TBMM’ye ‘Zanlı’ Başkan

[ A+ ] /[ A- ]

Ragıp ZARAKOLU
Özgür Gündem Gazetesi

Cemil Çiçek’in TBMM Başkanlığı kesinleşti gibi.

Demek sözde yeni “CHP” ile AKP arasındaki uzlaşılabilecek tek nokta Cemil Çiçek’miş.

Böyle bir TBMM’ye uyar.

Böyle başa böyle tıraş…

Önümüzdeki TBMM’den hiçbir şey beklenemeyeceği konusunda bundan daha iyi bir kanıt olamaz.

Siyasetimizdeki “karanlık prenslerden” biri… Derin devletle acemi siyasetçileri buluşturma uzmanlarından biri.

En başta Deniz Baykallar, Şükrü Elekdağlar da ağabeylik yapmamışlar mıydı, Tayyip Beye.

Hani bir zamanlar Erkan Mumcular vardı… TBMM Başkanlığı yapan Köksal Toptan Beyler vardı…

Hani Deniz Bey ve Şükrü Bey akıl vermişti, “acemilik” yıllarında İngiliz Parlamentosu’na zılgıt çekin diye, “Mavi Kitap” tiz iptal ola diye.

550 milletvekili de bu akla uyup imzayı patlatmıştı.

Tarihçi Ara Sarafyan da, okuyun tartışalım deyince de, TBMM Başkanı Köksal Toptan, “Mavi Kitapları” Meclis’e sokturmamıştı, Şükrü Bey’in “ihbarı” ile.

AKP içindeki Brutus’lar arasında en başarılı Cemil Bey çıktı.

İkili oynayarak durumunu korudu.

Tayyip Bey’le derin devletin buluşmasını sağladı.

Tayyip Bey de vefalı ya da borçlu olduğu için onu hep kolladı.

2004 – 2008 yılları arasındaki karanlık erk savaşının kurbanlarından biri oldu Hrant Dink.

Bütün o anti-ermeni, Hıristiyan karşıtı kampanyalar sırasında Cemil Bey tavrını açık açık koydu.

Osmanlı Ermenileri Konferansı’nı “sırttan hançerlemek olarak” niteledi bir hükümet üyesi olarak. O sırada Ergenekeon’un hukukçu ayağı ise, bir yandan aydınlara peş peşe davalar açtırırken, bir yandan da Ermeni Konferansı’nı engellemek için, adalet mekanizması içindeki bütün bağıntıları harekete geçirdi.

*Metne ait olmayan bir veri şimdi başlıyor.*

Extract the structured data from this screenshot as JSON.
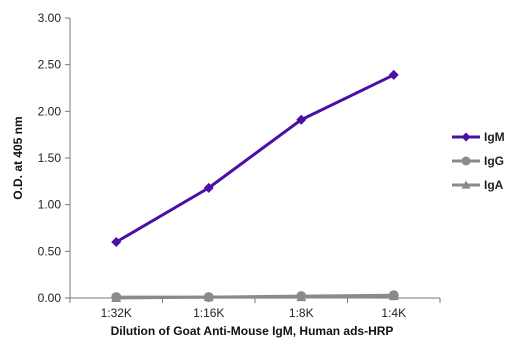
{
  "chart_data": {
    "type": "line",
    "categories": [
      "1:32K",
      "1:16K",
      "1:8K",
      "1:4K"
    ],
    "ylim": [
      0,
      3
    ],
    "yticks": [
      "0.00",
      "0.50",
      "1.00",
      "1.50",
      "2.00",
      "2.50",
      "3.00"
    ],
    "ytick_values": [
      0,
      0.5,
      1,
      1.5,
      2,
      2.5,
      3
    ],
    "xlabel": "Dilution of Goat Anti-Mouse IgM, Human ads-HRP",
    "ylabel": "O.D. at 405 nm",
    "grid": false,
    "legend": "right",
    "series": [
      {
        "name": "IgM",
        "values": [
          0.6,
          1.18,
          1.91,
          2.39
        ],
        "color": "#4b0fa8",
        "marker": "diamond"
      },
      {
        "name": "IgG",
        "values": [
          0.01,
          0.01,
          0.02,
          0.03
        ],
        "color": "#8a8a8a",
        "marker": "circle"
      },
      {
        "name": "IgA",
        "values": [
          0.0,
          0.01,
          0.01,
          0.02
        ],
        "color": "#8a8a8a",
        "marker": "triangle"
      }
    ]
  }
}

Bu süreç, Hrank Dink cinayeti, Malatya, Trabzon cinayetleri ile, Patrik Barthelameos ve Patrik Mesrop Mutafyan’a yönelik suikast planları ile en üst noktaya çıkıp, ardından darbe gelecek olan bir kaosu örgütlemeye yönelirken, güçlükle engellenebildi.

Bu süreçte, Bay Çiçek’in de “zanlı” olduğu üstü kapalı olarak en üst düzeyde kabul edilmesine karşın, bugün CHP ile AKP, onun başkanlığında ortaklaşabiliyor.

Haydi hayırlısı.

Bir yandan başbakana suikast soruşturmaları sürsün, öte yandan, kanlı bıçaklı iktidar ve ana muhalefet partisi bir tek bu konuda uzlaşsın.

Haydi hayırlısı.

Sonuç olarak TBMM emin ellerde ya!

2002 yılında MGK’nin bir parçası olarak, ASİMKK oluşturuldu (Asılsız Ermeni Soykırım İddiaları ile Mücadele Komisyonu)

Bu komisyonun alt birimleri vali muavinlikleri düzeyinde her ilde örgütlü.

Turizm rehberlerinden din görevlilerine, ilkokul öğrencilerinden polis okullarına, askeri okullardan üniversitelere kadar ASİMKK’nin düzenlediği “Ermeni seminerleri” son hükümet döneminde de devam etti.

ASİMKK’nin ilk başkanı eski Başbakan Yardımcısı Devlet Bahçeli idi. AKP döneminde, “kilit” adamlardan Erkan Mumcu başkanlık yaptı.

Onun “ihanetinden” sonra, Dışişleri Bakanı Abdullah Gül bayrağı devraldı.

Gül devlet başkanı olunca görev, ASİMKK başkanı olarak kanımca Cemil Çiçek’e kaldı.

Bu konuda ne yazık ki, internet üzerinden hiçbir kesin bilgiye ulaşamadım.

Sonuç olarak, sözde “açılımların” hemen hepsi çöktü.

Bir güven krizi doğdu.

Ne Alevi, ne Kürt, ne de Ermeni açılımı kaldı ortada.

Ama merak etmeyin TBMM “emin” ellerde!